Thursday, December 28, 2006

CCC: Day 2 Of The 23C3

Slept for a few hours and then was woken by the voice of a girl telling me that breakfast was ready. I intended to get some work done while eating, but it was not to be.

Sleep deprivation has impaired my ability to think coherently, I sat at the breakfast table with my notepad, failing to write anything of value. The food in my hostel is really good and eating breakfast is already having a positive effect on me. In 2007 I'll aim to eat breakfast more often...


Annoyingly I didn't arrive at the CCC in time for the talk on infrastructure hacking. It discussed weaknesses in backbone routing protocols and sounded very interesting. Yesterday I met Raven, the woman who was giving the talk. She said she had been investigating insecurities in routing protocols in the US and had found some massive security holes. She contacted the Internet Service Providers concerned and got some pretty stupid responses including "Please don't publicise that weak password you found because we're not going to change it". All talks at the CCC will be available for download at some point in the near future, so I'll download it then.

"Detecting Temperature Through Clock Skew"
This talk was on identifying computers remotely across a network by using a side channel attack. It was given by a Scottish(?) guy called Steven J. Murdoch who works at the Cambridge University computer lab. He was an excellent speaker, and that talk was full of deep hacker magic. The basic idea is that the various clocks used in computers tend to drift due to the temperature inside the computer case. This drifting(clock skew) can be measured using TCP timestamps and is unique enough to be useful as a fingerprint for the specific make, model and even individual PC.

"Tor And China"
This talk was mainly about Tor, an Electronic Frontier Foundation project for anonymous communication which uses a series of tunnels. It was all quite silly. I'm starting to think that the EFF are fighting battles which have already been lost and that they lack understanding the big picture. The talk began with a series of very questionable assumptions upon which Tor is based. People think Tor is important because it is fun and it sounds cool. Currently, for whatever reasons, the people involved with developing it are not people with a good understanding of the nature of the world or the nature of security. This may change in the future, but it's likely that Tor is fundamentally broken, and unless the project is seen as nothing more than a way to learn about some interesting topics, its value is limited.
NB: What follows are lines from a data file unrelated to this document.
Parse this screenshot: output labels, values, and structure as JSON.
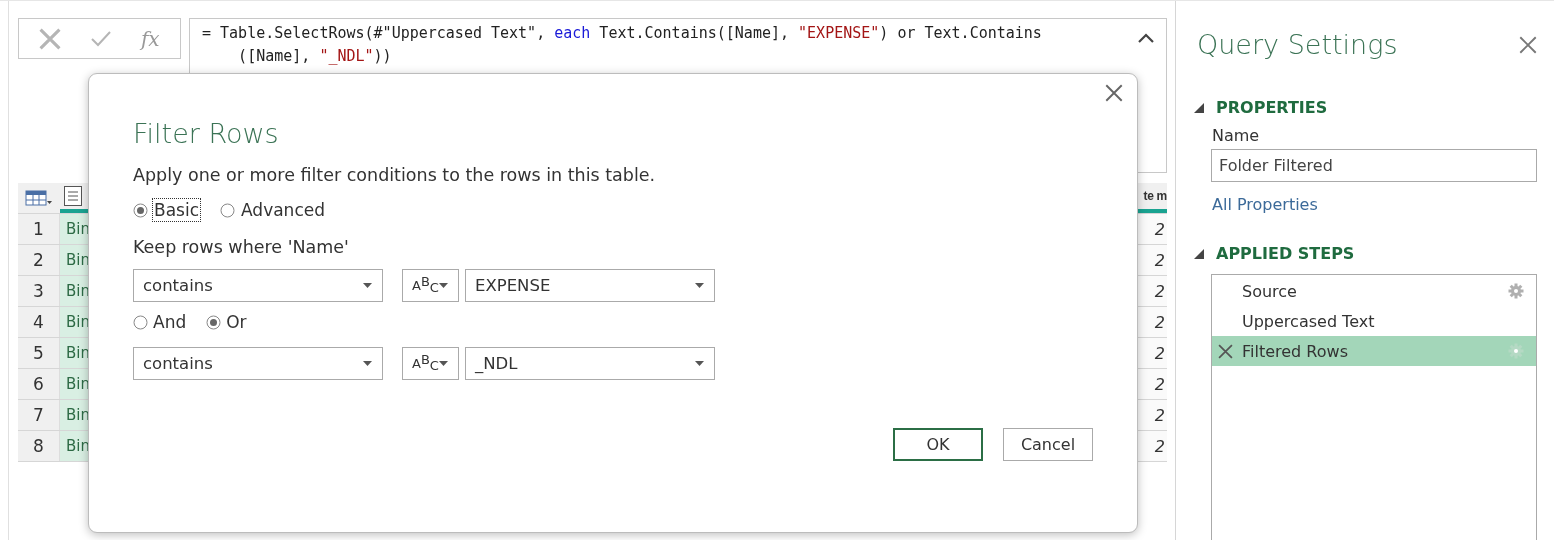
{
  "formula_bar": {
    "fx_label": "fx",
    "lines": [
      [
        {
          "kind": "plain",
          "text": "= Table.SelectRows(#\"Uppercased Text\", "
        },
        {
          "kind": "keyword",
          "text": "each"
        },
        {
          "kind": "plain",
          "text": " Text.Contains([Name], "
        },
        {
          "kind": "string",
          "text": "\"EXPENSE\""
        },
        {
          "kind": "plain",
          "text": ") or Text.Contains"
        }
      ],
      [
        {
          "kind": "plain",
          "text": "    ([Name], "
        },
        {
          "kind": "string",
          "text": "\"_NDL\""
        },
        {
          "kind": "plain",
          "text": "))"
        }
      ]
    ],
    "expanded": true
  },
  "table": {
    "last_column_header": "te m",
    "rows": [
      {
        "number": "1",
        "column_1": "Bin",
        "column_last": "2"
      },
      {
        "number": "2",
        "column_1": "Bin",
        "column_last": "2"
      },
      {
        "number": "3",
        "column_1": "Bin",
        "column_last": "2"
      },
      {
        "number": "4",
        "column_1": "Bin",
        "column_last": "2"
      },
      {
        "number": "5",
        "column_1": "Bin",
        "column_last": "2"
      },
      {
        "number": "6",
        "column_1": "Bin",
        "column_last": "2"
      },
      {
        "number": "7",
        "column_1": "Bin",
        "column_last": "2"
      },
      {
        "number": "8",
        "column_1": "Bin",
        "column_last": "2"
      }
    ]
  },
  "dialog": {
    "title": "Filter Rows",
    "description": "Apply one or more filter conditions to the rows in this table.",
    "modes": [
      {
        "label": "Basic",
        "selected": true,
        "focused": true
      },
      {
        "label": "Advanced",
        "selected": false,
        "focused": false
      }
    ],
    "keep_label": "Keep rows where 'Name'",
    "conditions": [
      {
        "operator": "contains",
        "type_glyph": "ABC",
        "value": "EXPENSE"
      },
      {
        "operator": "contains",
        "type_glyph": "ABC",
        "value": "_NDL"
      }
    ],
    "joiners": [
      {
        "label": "And",
        "selected": false
      },
      {
        "label": "Or",
        "selected": true
      }
    ],
    "buttons": [
      {
        "label": "OK",
        "kind": "primary"
      },
      {
        "label": "Cancel",
        "kind": "secondary"
      }
    ]
  },
  "query_settings": {
    "title": "Query Settings",
    "properties": {
      "heading": "PROPERTIES",
      "expanded": true,
      "name_label": "Name",
      "name_value": "Folder Filtered",
      "link": "All Properties"
    },
    "applied_steps": {
      "heading": "APPLIED STEPS",
      "expanded": true,
      "steps": [
        {
          "label": "Source",
          "selected": false,
          "has_settings": true
        },
        {
          "label": "Uppercased Text",
          "selected": false,
          "has_settings": false
        },
        {
          "label": "Filtered Rows",
          "selected": true,
          "has_settings": true
        }
      ]
    }
  }
}
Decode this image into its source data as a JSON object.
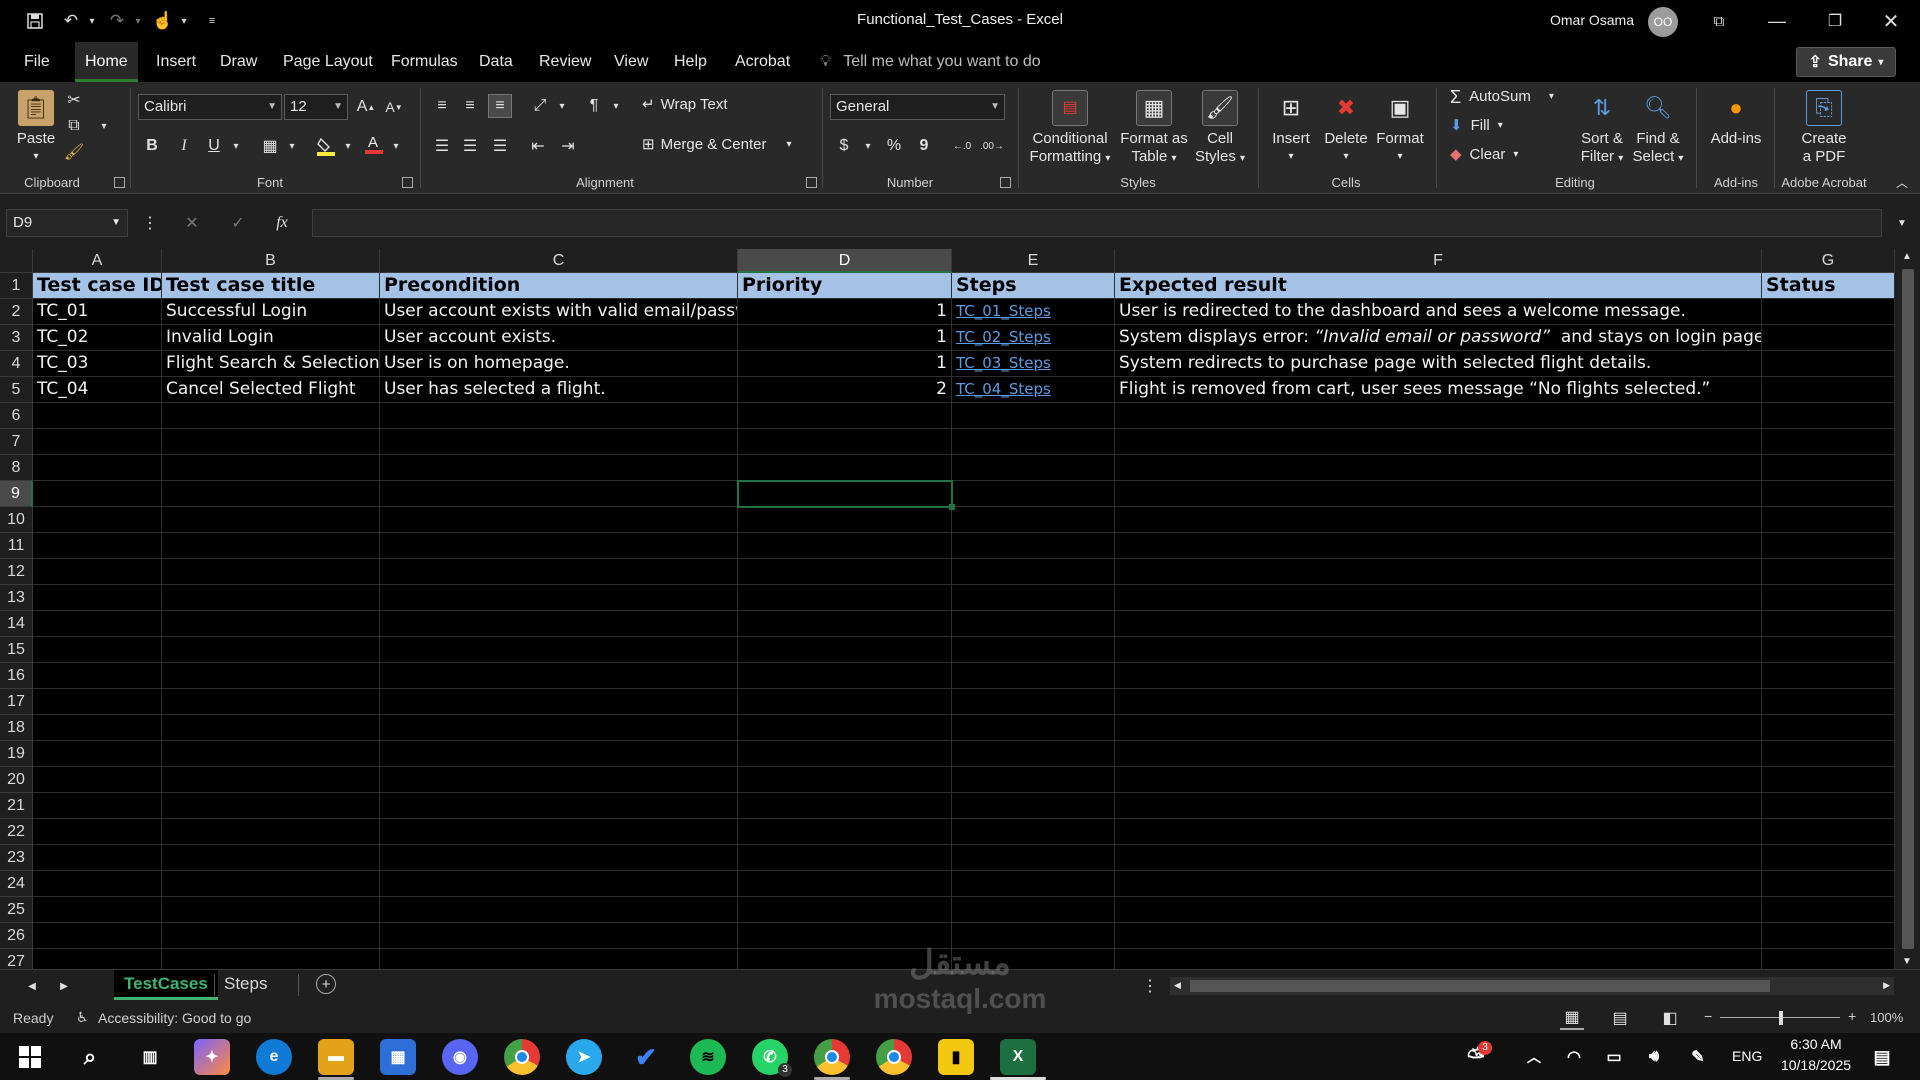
{
  "window": {
    "title": "Functional_Test_Cases  -  Excel",
    "user_name": "Omar Osama",
    "avatar_text": "OO"
  },
  "tabs": [
    "File",
    "Home",
    "Insert",
    "Draw",
    "Page Layout",
    "Formulas",
    "Data",
    "Review",
    "View",
    "Help",
    "Acrobat"
  ],
  "tell_me": "Tell me what you want to do",
  "share_label": "Share",
  "ribbon": {
    "clipboard": {
      "paste": "Paste",
      "label": "Clipboard"
    },
    "font": {
      "name": "Calibri",
      "size": "12",
      "label": "Font",
      "bold": "B",
      "italic": "I",
      "underline": "U"
    },
    "alignment": {
      "wrap": "Wrap Text",
      "merge": "Merge & Center",
      "label": "Alignment"
    },
    "number": {
      "format": "General",
      "label": "Number",
      "currency": "$",
      "percent": "%",
      "comma": "9"
    },
    "styles": {
      "conditional_1": "Conditional",
      "conditional_2": "Formatting",
      "format_table_1": "Format as",
      "format_table_2": "Table",
      "cell_styles_1": "Cell",
      "cell_styles_2": "Styles",
      "label": "Styles"
    },
    "cells": {
      "insert": "Insert",
      "delete": "Delete",
      "format": "Format",
      "label": "Cells"
    },
    "editing": {
      "autosum": "AutoSum",
      "fill": "Fill",
      "clear": "Clear",
      "sort_1": "Sort &",
      "sort_2": "Filter",
      "find_1": "Find &",
      "find_2": "Select",
      "label": "Editing"
    },
    "addins": {
      "button": "Add-ins",
      "label": "Add-ins"
    },
    "acrobat": {
      "btn_1": "Create",
      "btn_2": "a PDF",
      "label": "Adobe Acrobat"
    }
  },
  "formula_bar": {
    "name_box": "D9",
    "fx": "fx",
    "value": ""
  },
  "columns": [
    "A",
    "B",
    "C",
    "D",
    "E",
    "F",
    "G"
  ],
  "rows": [
    "1",
    "2",
    "3",
    "4",
    "5",
    "6",
    "7",
    "8",
    "9",
    "10",
    "11",
    "12",
    "13",
    "14",
    "15",
    "16",
    "17",
    "18",
    "19",
    "20",
    "21",
    "22",
    "23",
    "24",
    "25",
    "26",
    "27"
  ],
  "header_row": [
    "Test case ID",
    "Test case title",
    "Precondition",
    "Priority",
    "Steps",
    "Expected result",
    "Status"
  ],
  "data_rows": [
    {
      "id": "TC_01",
      "title": "Successful Login",
      "pre": "User account exists with valid email/password.",
      "priority": "1",
      "steps": "TC_01_Steps",
      "expected": "User is redirected to the dashboard and sees a welcome message.",
      "status": ""
    },
    {
      "id": "TC_02",
      "title": "Invalid Login",
      "pre": "User account exists.",
      "priority": "1",
      "steps": "TC_02_Steps",
      "expected_prefix": "System displays error: ",
      "expected_italic": "“Invalid email or password”",
      "expected_suffix": "  and stays on login page.",
      "status": ""
    },
    {
      "id": "TC_03",
      "title": "Flight Search & Selection",
      "pre": "User is on homepage.",
      "priority": "1",
      "steps": "TC_03_Steps",
      "expected": "System redirects to purchase page with selected flight details.",
      "status": ""
    },
    {
      "id": "TC_04",
      "title": "Cancel Selected Flight",
      "pre": "User has selected a flight.",
      "priority": "2",
      "steps": "TC_04_Steps",
      "expected": "Flight is removed from cart, user sees message “No flights selected.”",
      "status": ""
    }
  ],
  "sheets": [
    "TestCases",
    "Steps"
  ],
  "status": {
    "ready": "Ready",
    "accessibility": "Accessibility: Good to go",
    "zoom": "100%"
  },
  "taskbar": {
    "lang": "ENG",
    "time": "6:30 AM",
    "date": "10/18/2025",
    "badge_weather": "3",
    "badge_whatsapp": "3"
  },
  "watermark": {
    "line1": "مستقل",
    "line2": "mostaql.com"
  },
  "colors": {
    "accent": "#217346",
    "header_fill": "#a4c2e6",
    "link": "#5a9de0",
    "sheet_active": "#3cb371"
  }
}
Quick break for food and coffee, followed by talk on RFID:

"A Hacker's Toolkit For RFID"
The talk covered RFID jamming and spoofing as well as auditing RFID systems. The speaker was a young American woman, and she was quite good, all things considered. One of the problems she suffered from was common to many hackers: she talked about how to make bad stuff slightly better instead of talking about how to destroy the bad stuff. This is wrong.

The Apple Powerbook's crap wireless is really starting to piss me off. Everyone around me seems to be using the wifi here with ease, but due to the crummy Apple wifi card and the poor built-in aerial, I get nothing.

"RFID Hacking"
Another talk on RFID, this one given in three parts by three different people, Karsten Nohl, z0ccor and Henry Plotz. The first part was about making a fake ticket for a World Cup game. It wasn't very detailed but was still interesting. One of the most interesting things was a photo of a ticket that had been placed in a microwave for 2 seconds. You could see the charred paper around aerial and battery of the RFID tag. This suggests that although microwave ovens can be used to destroy RFID tags, it's not a useful method if you then had to present a document containing the tag at a checkpoint etc. Part two covered privacy issues with RFID. The concept presented was that tracking people by RFID is easier than one would imagine. This is a very important point, because most previous studies had always assumed the person would have a single tag. In fact, over the next few years most new clothing will be tagged, so it won't be unusual for people to be wearing 6-10 tags. Part 3 gave a practical blueprint of how to reverse engineer an RFID card system. The speaker lived in university accommodation which used RFID cards as keys. He was able to successfully spoof the key to his room using an Ipod and a homemade transmitter. He went step-by-step through the whole process, using tools such as GNUradio and USRP.

"Stealth Malware"
This talk covered rootkits, trojans, viruses, worms and other nice things. It was given by Joanna Rutkowska. At the first CCC I went to(21C3) I saw her give a talk on passive covert channels in Linux. Although is was basic, and she had got a few things wrong, the talk was still very good and it got me very interested in the stegonographic use of TCP/IP. Her talk on malware was interesting, but nothing special. A bit like Rutowska herself.

"Homegrown Interactive Tables"
This talk was in German, but was still very cool. It was given by a team who built their own version of Multitouch, a giant touch screen which can recognise multiple points instead of just a single point. The touch screen they built is in the lounge area of the CCC, I played around with it a bit and thought it had a lot of potential. I'm going to look into building one.

Black Ops of TCP/IP
Although Dan Kaminsky is selling more of his soul each day, his talks are still very interesting and very entertaining. This year his talk covered graphical tools for analysing bineries, various SSH issues and fuzzing. Kaminsky's style is great, and he has a knack for looking at old tech in new and interesting ways.